El buen cura contestó, bromeando como siempre: —Si se celebran todas, el purgatorio debería vaciarse dos veces al día, porque yo he calculado que las sumas dadas por esas misas en Canadá no pueden ser menos de cuatro mil dólares cada día. Hay tres veces más Católicos en los Estados Unidos que aquí, así que, no es una exageración decir que diariamente en estos dos países se dan por lo menos $16,000 dólares para echar agua fría a las llamas ardientes de esa prisión de fuego. Ahora, multiplicando por trescientos sesenta y cinco días del año, llega a la suma generosa de $5,840,000 dólares cada año. Pero como todos sabemos que se paga dos veces más por las misas mayores que por las menores, es evidente que más de diez millones de dólares se gastan para ayudar a las almas del purgatorio a terminar sus torturas cada doce meses en Norteamérica solamente.

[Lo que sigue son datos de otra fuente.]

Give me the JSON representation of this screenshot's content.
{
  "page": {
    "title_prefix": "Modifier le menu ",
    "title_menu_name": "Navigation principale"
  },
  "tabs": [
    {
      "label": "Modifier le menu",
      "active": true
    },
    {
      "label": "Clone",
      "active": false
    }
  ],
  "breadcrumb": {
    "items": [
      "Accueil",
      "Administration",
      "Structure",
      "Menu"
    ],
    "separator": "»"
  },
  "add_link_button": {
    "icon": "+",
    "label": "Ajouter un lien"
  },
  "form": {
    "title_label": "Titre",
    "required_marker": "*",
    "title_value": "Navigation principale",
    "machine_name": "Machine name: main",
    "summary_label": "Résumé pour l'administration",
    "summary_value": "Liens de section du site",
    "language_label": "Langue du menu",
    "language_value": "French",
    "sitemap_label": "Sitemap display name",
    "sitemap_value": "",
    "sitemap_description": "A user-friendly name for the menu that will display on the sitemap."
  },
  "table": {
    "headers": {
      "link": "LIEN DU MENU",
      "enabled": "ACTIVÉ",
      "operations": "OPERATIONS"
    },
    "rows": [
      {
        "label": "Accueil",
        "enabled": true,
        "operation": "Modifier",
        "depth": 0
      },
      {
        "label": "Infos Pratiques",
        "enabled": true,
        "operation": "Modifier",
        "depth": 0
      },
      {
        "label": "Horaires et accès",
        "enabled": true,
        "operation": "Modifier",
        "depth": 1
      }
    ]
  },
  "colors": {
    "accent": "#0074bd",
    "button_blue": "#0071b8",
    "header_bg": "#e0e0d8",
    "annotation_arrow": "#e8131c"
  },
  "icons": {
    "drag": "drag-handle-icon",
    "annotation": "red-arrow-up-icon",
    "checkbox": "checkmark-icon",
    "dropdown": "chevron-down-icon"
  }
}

—No hay suficientes sacerdotes en el mundo para decir todas las misas pagadas por la gente. Yo no sé más que ustedes en cuanto a lo que los obispos hacen con esos millones de dólares. Pero si quieres saber mi opinión sobre ese tema delicado, te diré que entre menos pensamos y hablamos de ello, mejor para nosotros. Yo rechazo esos pensamientos lo más posible y te aconsejo que hagas lo mismo.

Los otros vicarios parecían inclinados con el Sr. Parent a aceptar esa conclusión, pero como yo no había dicho una sola palabra, me pidieron mi opinión y se la di: —Hay muchas cosas en nuestra santa Iglesia que se ven como manchas negras, pero espero que sea debido a nuestra ignorancia. Entre tanto que no sabemos qué hacen los obispos con esas misas innumerables pagados en su mano, yo prefiero creer que actúan como hombres honestos.— Apenas dije esas cuantas palabras cuando me mandaron llamar a visitar a un feligrés enfermo y se terminó la conversación.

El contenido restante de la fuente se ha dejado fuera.